20/11/2023 - Permalink

Detectorist loans county treasure for show at museum and opens medieval forgery debate

Related topics: Leisure, culture and heritage

Visitors to Much Wenlock Museum can learn all about a new exhibit – which may have played a part in medieval forgery – thanks to the generosity of a detectorist who made the find.

Enthusiast Steve Parker discovered the 13th century matrix seal, which has links to the Buildwas area, in November 2022 and, after reporting the find to the West Midlands Portable Antiquities Scheme, he has loaned it to Shropshire Council’s museums service for the wider public to enjoy.

Medieval seal in a field

The seal pictured immediately after it was found.

The medieval seal would have been used to seal official documents and to demonstrate the owner’s authority, but research has thrown some doubt over the ‘validity’ of the seal, which depicts the Virgin Mary holding the infant Jesus and, in the lower third, the kneeling figure of a named abbot, with hands in prayer.

Susheela Burford, Portable Antiquities Scheme finds liaison officer, said:-

“It is a nice example, is 13th century in style and is inscribed stating that it is the seal of Nicholas, Abbot of the Cistercian Abbey at Buildwas.”

There appear to be at least two abbots of Buildwas called Nicholas which may match the date of the seal.
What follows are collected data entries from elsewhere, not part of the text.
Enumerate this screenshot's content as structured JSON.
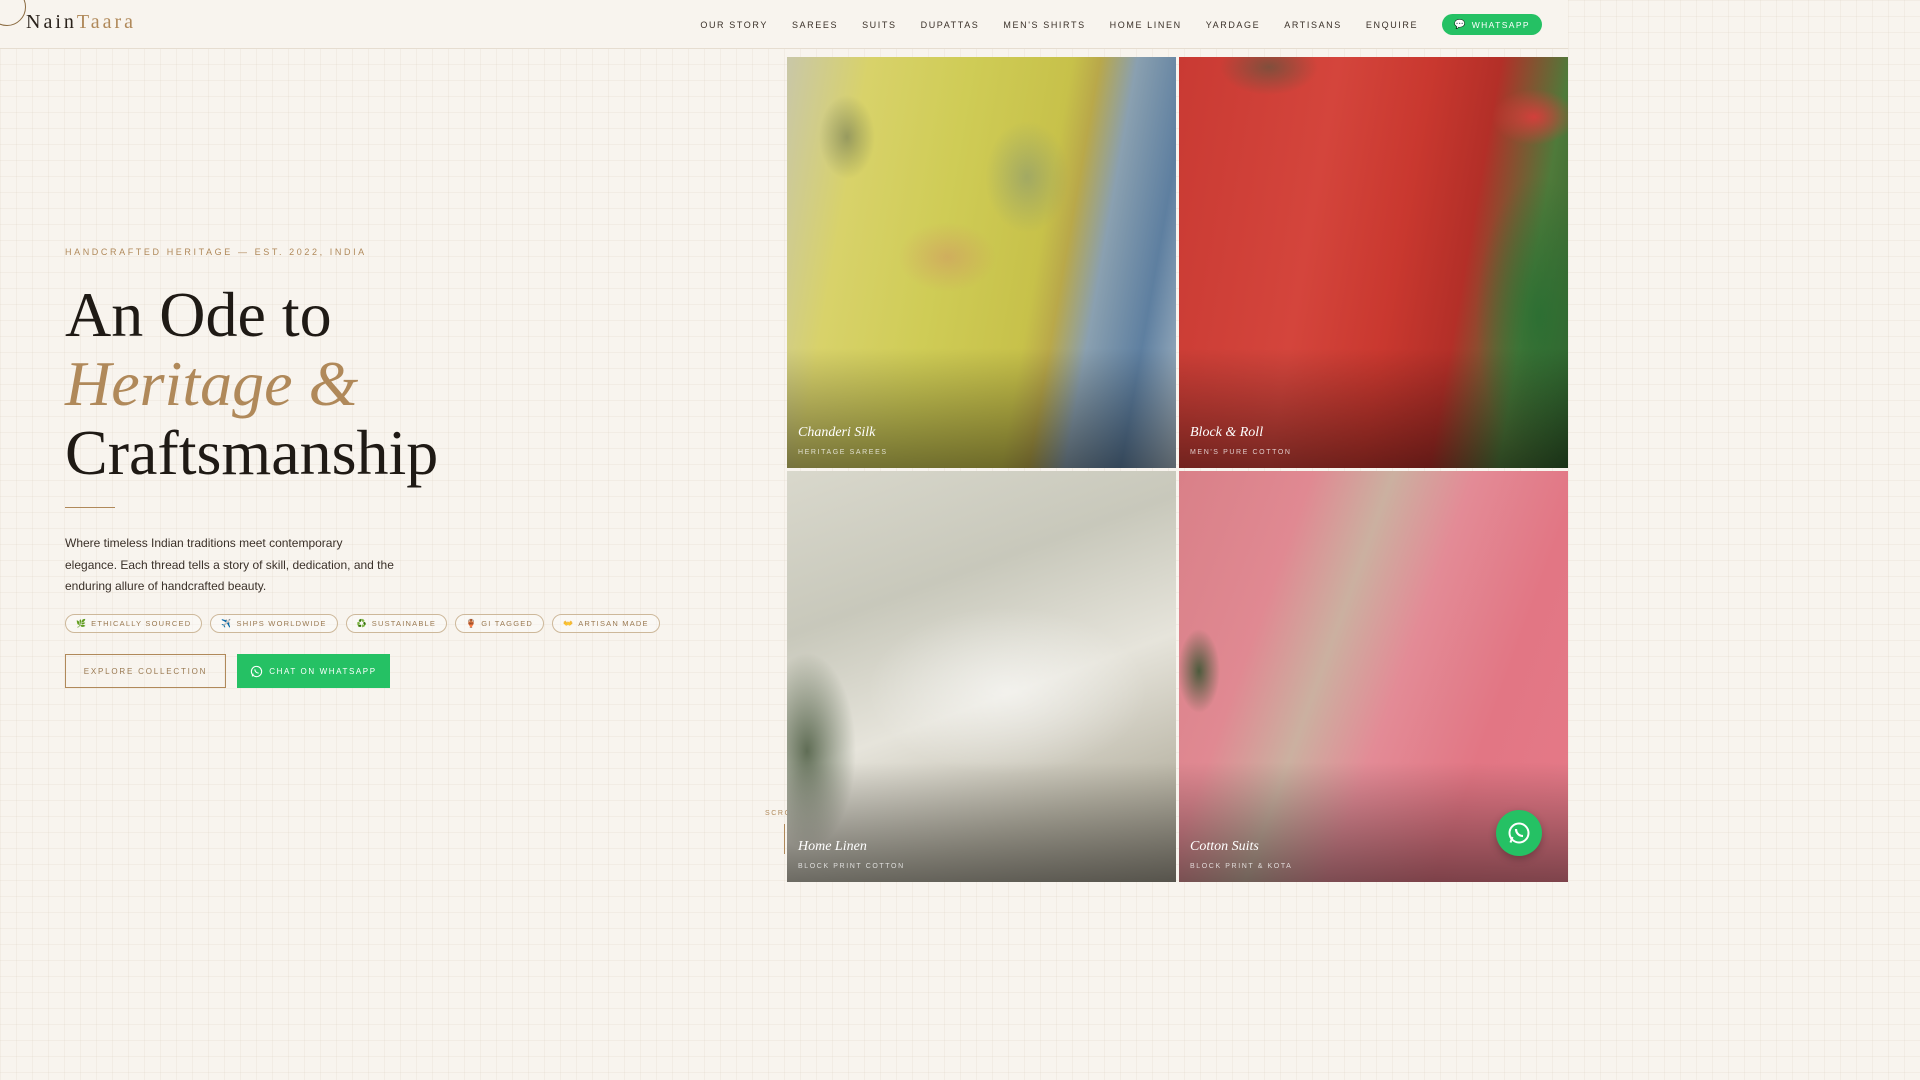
{
  "brand": {
    "name_part1": "Nain",
    "name_part2": "Taara"
  },
  "nav": {
    "items": [
      "OUR STORY",
      "SAREES",
      "SUITS",
      "DUPATTAS",
      "MEN'S SHIRTS",
      "HOME LINEN",
      "YARDAGE",
      "ARTISANS",
      "ENQUIRE"
    ],
    "whatsapp_label": "WHATSAPP"
  },
  "hero": {
    "eyebrow": "HANDCRAFTED HERITAGE — EST. 2022, INDIA",
    "headline_line1": "An Ode to",
    "headline_line2": "Heritage &",
    "headline_line3": "Craftsmanship",
    "description": "Where timeless Indian traditions meet contemporary elegance. Each thread tells a story of skill, dedication, and the enduring allure of handcrafted beauty.",
    "chips": [
      {
        "icon": "🌿",
        "label": "ETHICALLY SOURCED"
      },
      {
        "icon": "✈️",
        "label": "SHIPS WORLDWIDE"
      },
      {
        "icon": "♻️",
        "label": "SUSTAINABLE"
      },
      {
        "icon": "🏺",
        "label": "GI TAGGED"
      },
      {
        "icon": "👐",
        "label": "ARTISAN MADE"
      }
    ],
    "explore_label": "EXPLORE COLLECTION",
    "chat_label": "CHAT ON WHATSAPP",
    "scroll_label": "SCROLL"
  },
  "collections": [
    {
      "title": "Chanderi Silk",
      "subtitle": "HERITAGE SAREES"
    },
    {
      "title": "Block & Roll",
      "subtitle": "MEN'S PURE COTTON"
    },
    {
      "title": "Home Linen",
      "subtitle": "BLOCK PRINT COTTON"
    },
    {
      "title": "Cotton Suits",
      "subtitle": "BLOCK PRINT & KOTA"
    }
  ],
  "colors": {
    "accent": "#b0895a",
    "whatsapp": "#25c164",
    "background": "#f8f4ee"
  }
}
One was an abbot from 1236 to 1256, and the other from 1345 to 1348.

The seal at Buildwas Abbey where it is believed it originated

The seal at Buildwas Abbey where it is believed it originated

Emma Kate Lanyon, Shropshire Council’s museums service curator, added:-

“The Abbey was prospering at the time this seal matrix was made, and like many Cistercian monasteries across England, it derived much of its income from the sale of fleeces from its flocks of sheep. These were traded with merchants as far afield as Flanders and Italy.

“All this activity would have meant that legal documents were regularly being drawn up and needed to be authenticated by the abbot.”
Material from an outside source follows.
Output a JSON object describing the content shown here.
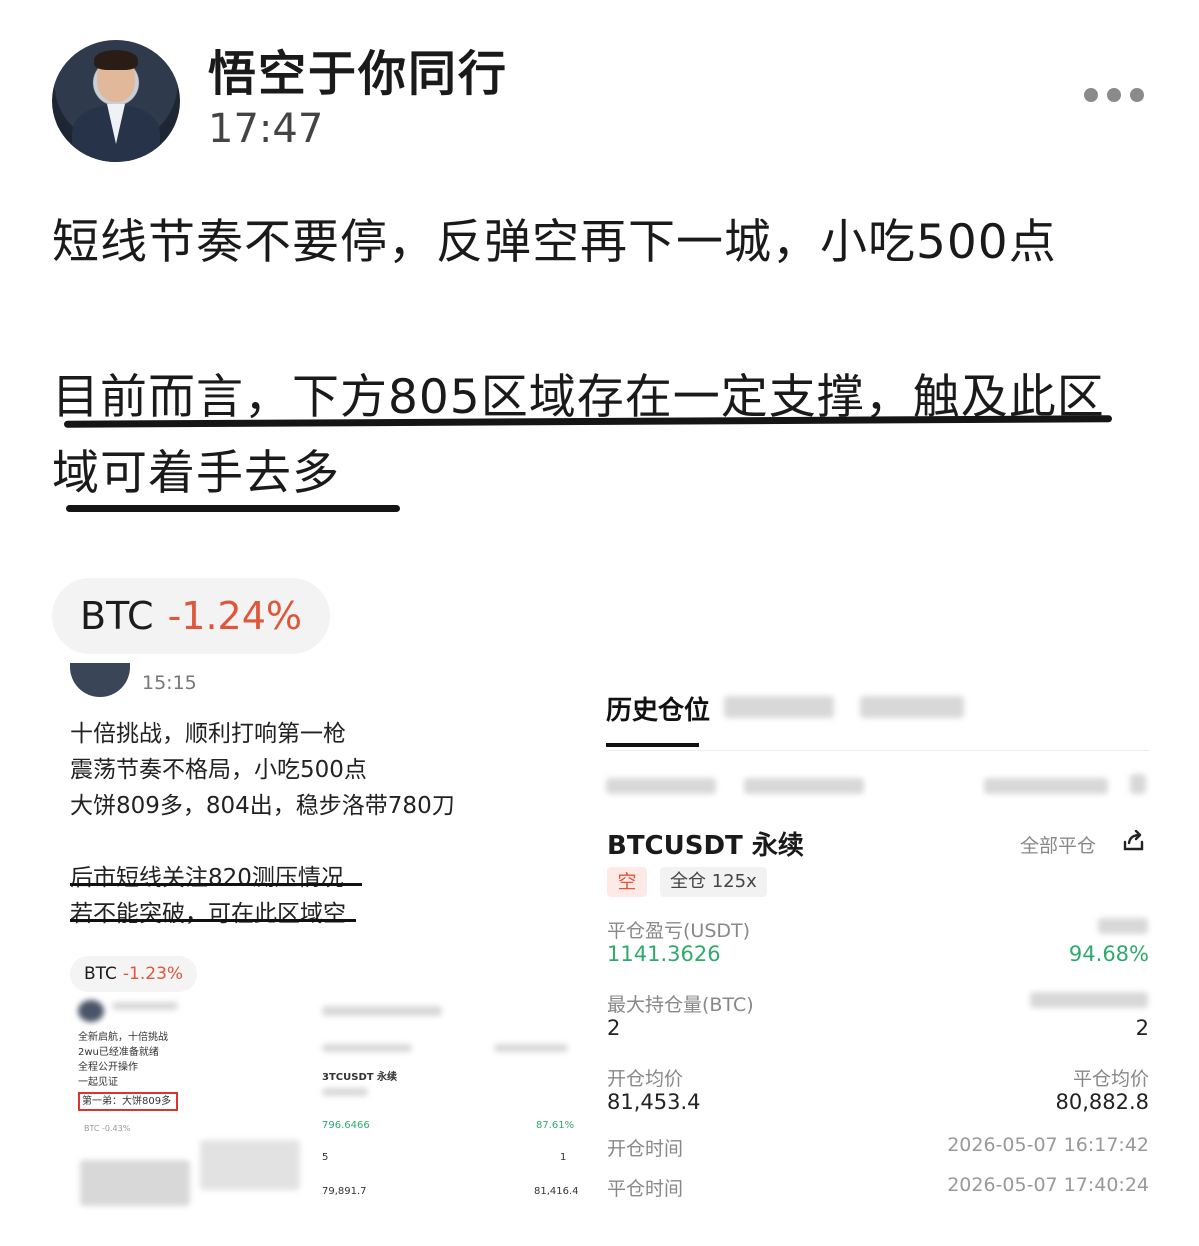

However, further research in Shropshire Archives, by Shropshire Museums volunteer and medieval specialist John Cherry, has uncovered a surviving seal of the Abbot of Buildwas, attached to a document dated 1250.

John explained:-

“This seal of the Abbot of Buildwas, is engraved with a standing figure of St Chad. This means that it is possible that the seal matrix found by Steve is a medieval forgery.  This could explain why it was disposed of, rather than broken at the end of the abbacy of Nicholas.”
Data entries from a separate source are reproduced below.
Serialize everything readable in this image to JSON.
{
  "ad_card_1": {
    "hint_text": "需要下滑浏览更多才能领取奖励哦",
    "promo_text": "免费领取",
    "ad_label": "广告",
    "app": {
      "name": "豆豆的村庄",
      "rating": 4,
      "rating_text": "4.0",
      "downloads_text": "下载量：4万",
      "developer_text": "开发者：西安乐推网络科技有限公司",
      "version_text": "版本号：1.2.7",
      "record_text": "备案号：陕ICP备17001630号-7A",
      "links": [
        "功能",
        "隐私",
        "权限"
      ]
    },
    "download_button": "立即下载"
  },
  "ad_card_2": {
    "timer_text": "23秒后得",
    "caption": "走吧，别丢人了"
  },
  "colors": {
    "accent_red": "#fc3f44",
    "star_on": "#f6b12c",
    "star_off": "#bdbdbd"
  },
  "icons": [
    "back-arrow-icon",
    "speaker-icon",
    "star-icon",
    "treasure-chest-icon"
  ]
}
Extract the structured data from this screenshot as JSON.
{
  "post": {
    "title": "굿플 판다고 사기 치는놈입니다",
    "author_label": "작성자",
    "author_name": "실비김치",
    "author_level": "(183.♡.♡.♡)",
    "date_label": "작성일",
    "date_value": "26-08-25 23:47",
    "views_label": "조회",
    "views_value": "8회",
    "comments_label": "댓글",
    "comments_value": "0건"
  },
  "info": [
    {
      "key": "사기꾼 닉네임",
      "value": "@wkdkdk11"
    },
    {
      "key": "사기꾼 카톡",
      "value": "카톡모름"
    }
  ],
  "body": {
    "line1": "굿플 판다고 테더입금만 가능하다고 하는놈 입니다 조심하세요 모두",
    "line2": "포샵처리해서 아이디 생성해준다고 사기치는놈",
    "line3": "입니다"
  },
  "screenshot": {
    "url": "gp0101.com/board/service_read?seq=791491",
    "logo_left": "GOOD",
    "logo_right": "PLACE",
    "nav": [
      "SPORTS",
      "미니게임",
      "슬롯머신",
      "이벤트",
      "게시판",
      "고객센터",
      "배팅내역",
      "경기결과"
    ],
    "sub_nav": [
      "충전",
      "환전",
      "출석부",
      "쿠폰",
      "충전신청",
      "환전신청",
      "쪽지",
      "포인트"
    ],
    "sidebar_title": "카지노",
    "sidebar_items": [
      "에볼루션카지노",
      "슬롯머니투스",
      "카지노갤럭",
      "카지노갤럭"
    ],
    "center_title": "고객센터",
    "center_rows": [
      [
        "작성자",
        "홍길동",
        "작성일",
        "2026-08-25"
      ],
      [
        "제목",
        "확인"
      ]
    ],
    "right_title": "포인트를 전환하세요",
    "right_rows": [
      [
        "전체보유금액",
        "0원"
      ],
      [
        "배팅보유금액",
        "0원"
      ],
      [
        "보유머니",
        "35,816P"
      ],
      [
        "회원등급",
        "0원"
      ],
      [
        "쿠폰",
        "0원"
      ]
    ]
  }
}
Steve, who found the seal, has another interpretation. He said:-

“The field I found it in is 50 miles away from Buildwas Abbey. This makes the seal more interesting to me, as why was it so far away from home.

“I don’t feel it’s a forgery, as the style of the Virgin Mary with child above the Bishop fits in with the design of 14th century Buildwas seals.

“The story I like is this: it’s recorded that the Abbey was pillaged and that the Abbott and monks were taken prisoner in around 1349/50, which is when ‘my’ Nicholas could have still been the abbot.

“I haven’t seen any exact dates of when he started or finished being the abbot, but he is mentioned in 1345 and 1348. So, does that make it a possibility? If so, was he stripped of everything, including the seal hanging around his neck, and somehow along the way it got passed around and ended up in the village where it was located and which does have a 13th century church.

“Or was it to do with the Black Death; would abbots move around helping the sick and dying?”

Robert Macey, Shropshire Council’s Cabinet member for culture and digital, said:-

“Steve has been so generous in loaning his find to our Museums Service and its early history is certainly proving to be a talking point!

“This display is a great example of how responsible metal detectorists like Steve, the Portable Antiquities Scheme and Shropshire Council can work together to help us learn more about Shropshire’s past. This item will certainly be subject to further research.”

Steve added:-

“Over the years of metal detecting I’ve found some amazing and interesting things – Saxon and Tudor hammered coins, Roman coins and fibulas, medieval buckles, silver spoons, a Georgian gold guinea – but this is my greatest find.

“To dig something from the soil that is 600 years old, and be able to find the exact person who it belonged to and to see his name documented in the history books is mindblowing to me.”